As housing costs continue to rise, many Canadians, especially young individuals, find it challenging to save enough money for a down payment. Today, Marc Miller, the esteemed Minister of Immigration, Refugees, and Citizenship, announced the accessibility of the innovative tax-free First Home Savings Account. At any rate, it greatly assists Canadians nationwide in achieving their dream of owning a home again.
The First Home Savings Account is a registered savings account designed to assist Canadians in becoming first-time homeowners. Within 15 years, individuals can contribute a maximum of $8,000 per year (with a lifetime cap of $40,000) towards their initial home down payment. Contributions made to the First Home Savings Account are eligible for tax deduction when filing annual income tax returns. Evidently, it is similar to the provisions of a Registered Retirement Savings Plan (RRSP).

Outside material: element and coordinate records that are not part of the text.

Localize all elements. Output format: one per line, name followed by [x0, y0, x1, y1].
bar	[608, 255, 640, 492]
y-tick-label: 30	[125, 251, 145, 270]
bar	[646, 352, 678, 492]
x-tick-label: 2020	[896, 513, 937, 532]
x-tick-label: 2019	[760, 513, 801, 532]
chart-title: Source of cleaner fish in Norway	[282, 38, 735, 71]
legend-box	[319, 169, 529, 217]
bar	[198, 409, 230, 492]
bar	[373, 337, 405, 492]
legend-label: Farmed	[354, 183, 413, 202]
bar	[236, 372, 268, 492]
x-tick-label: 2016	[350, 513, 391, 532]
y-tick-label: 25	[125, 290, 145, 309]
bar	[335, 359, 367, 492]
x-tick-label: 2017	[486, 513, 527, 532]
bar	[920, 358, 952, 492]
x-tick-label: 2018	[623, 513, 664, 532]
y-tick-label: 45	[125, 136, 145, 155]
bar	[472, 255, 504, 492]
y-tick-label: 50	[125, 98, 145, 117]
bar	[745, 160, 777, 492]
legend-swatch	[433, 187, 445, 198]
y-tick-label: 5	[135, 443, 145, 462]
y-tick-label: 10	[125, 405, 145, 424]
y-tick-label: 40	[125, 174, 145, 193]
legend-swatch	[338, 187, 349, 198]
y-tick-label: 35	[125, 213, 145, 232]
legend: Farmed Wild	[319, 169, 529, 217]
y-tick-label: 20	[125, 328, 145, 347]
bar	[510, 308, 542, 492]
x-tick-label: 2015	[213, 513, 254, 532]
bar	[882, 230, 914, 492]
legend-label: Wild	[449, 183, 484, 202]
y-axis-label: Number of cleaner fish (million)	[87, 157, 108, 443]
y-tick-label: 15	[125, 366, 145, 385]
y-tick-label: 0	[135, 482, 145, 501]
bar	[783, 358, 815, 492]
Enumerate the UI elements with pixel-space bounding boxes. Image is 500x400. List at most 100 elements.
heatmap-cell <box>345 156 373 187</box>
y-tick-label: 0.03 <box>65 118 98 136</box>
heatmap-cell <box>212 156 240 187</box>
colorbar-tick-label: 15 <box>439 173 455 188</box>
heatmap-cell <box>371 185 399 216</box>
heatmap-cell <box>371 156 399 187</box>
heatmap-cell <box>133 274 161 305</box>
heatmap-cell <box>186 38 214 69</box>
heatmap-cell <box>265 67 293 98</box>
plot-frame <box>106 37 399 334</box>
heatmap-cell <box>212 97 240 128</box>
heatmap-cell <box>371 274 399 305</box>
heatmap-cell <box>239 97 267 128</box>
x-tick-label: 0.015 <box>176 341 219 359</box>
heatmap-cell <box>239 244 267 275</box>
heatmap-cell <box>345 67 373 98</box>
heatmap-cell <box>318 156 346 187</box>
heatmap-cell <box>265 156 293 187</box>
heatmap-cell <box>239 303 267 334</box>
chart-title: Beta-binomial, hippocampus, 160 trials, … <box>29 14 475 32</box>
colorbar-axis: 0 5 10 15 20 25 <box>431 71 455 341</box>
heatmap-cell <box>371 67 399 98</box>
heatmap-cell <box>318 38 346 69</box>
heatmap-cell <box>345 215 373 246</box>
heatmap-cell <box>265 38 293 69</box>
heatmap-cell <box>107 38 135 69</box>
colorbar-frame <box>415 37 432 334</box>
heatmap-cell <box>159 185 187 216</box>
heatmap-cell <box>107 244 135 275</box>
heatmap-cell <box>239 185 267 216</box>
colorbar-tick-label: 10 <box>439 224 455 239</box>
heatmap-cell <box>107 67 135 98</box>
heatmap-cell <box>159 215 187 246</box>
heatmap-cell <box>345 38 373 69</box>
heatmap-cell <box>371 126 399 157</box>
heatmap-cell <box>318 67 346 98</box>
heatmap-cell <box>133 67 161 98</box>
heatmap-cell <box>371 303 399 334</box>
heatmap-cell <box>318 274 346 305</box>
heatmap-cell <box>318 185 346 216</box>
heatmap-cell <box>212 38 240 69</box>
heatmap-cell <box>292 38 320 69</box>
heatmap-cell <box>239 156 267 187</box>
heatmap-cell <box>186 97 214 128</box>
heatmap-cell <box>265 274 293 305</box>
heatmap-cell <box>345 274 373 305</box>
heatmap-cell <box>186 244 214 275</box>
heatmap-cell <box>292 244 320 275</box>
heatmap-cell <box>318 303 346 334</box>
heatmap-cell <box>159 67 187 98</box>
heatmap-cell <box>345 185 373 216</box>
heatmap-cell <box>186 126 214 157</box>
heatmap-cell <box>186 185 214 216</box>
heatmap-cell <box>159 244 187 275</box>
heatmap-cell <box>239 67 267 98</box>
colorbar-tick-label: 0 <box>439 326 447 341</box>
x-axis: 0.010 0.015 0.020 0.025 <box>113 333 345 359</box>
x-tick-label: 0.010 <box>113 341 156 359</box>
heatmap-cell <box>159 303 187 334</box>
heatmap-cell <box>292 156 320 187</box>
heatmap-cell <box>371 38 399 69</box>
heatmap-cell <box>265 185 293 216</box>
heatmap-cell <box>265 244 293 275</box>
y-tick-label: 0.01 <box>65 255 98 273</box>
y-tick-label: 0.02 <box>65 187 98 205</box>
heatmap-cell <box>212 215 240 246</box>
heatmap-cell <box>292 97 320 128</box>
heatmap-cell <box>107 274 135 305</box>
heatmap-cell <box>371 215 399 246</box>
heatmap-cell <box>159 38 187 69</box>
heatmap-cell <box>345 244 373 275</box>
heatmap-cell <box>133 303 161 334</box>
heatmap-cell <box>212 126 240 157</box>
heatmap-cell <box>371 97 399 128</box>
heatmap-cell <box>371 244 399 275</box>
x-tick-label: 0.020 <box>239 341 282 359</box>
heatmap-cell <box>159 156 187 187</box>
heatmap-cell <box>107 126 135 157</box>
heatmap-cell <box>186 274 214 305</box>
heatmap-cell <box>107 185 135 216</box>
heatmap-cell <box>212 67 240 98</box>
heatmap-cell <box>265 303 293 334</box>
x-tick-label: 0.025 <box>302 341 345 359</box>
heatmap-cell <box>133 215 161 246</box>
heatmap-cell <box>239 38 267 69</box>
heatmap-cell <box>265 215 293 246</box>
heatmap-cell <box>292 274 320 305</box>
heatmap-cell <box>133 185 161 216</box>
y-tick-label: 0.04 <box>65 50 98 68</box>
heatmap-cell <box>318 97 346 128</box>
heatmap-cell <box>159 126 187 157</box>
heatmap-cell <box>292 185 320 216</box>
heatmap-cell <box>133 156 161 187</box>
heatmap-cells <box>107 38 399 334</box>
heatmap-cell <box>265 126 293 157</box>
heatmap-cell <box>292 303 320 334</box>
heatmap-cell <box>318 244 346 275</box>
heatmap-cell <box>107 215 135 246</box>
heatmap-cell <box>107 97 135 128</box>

Withdrawals made from a Tax-Free Savings Account to buy a first home. Along with any investment earnings on the contributions, are exempt from taxes. No taxes upon arrival, no taxes upon departure.
Since April 1, 2023, Canadians have had access to the First Home Savings Account through multiple financial institutions. Presently, it can be availed at seven institutions, with additional ones planning to provide this service shortly.
The objective of the First Home Savings Account is to tackle the issue of housing affordability. Likewise, it is equally essential for the Canadian Government to assist homebuilders in recruiting workforce to commence construction. Nonetheless, a strong focus on streamlining and improving immigration processes.
Increasing the pool of eligible candidates for permanent residence through the Express Entry system. This change expands the inclusion of skilled workers with expertise in homebuilding occupations. On August 3, 2023, a groundbreaking Express Entry draw specifically targeted candidates with trade expertise. This draw welcomed 1,500 individuals in trades occupations, allowing them to apply for permanent residency in Canada. The federal government is taking action to fill gaps in the labor shortage and attract skilled individuals needed to accelerate home construction.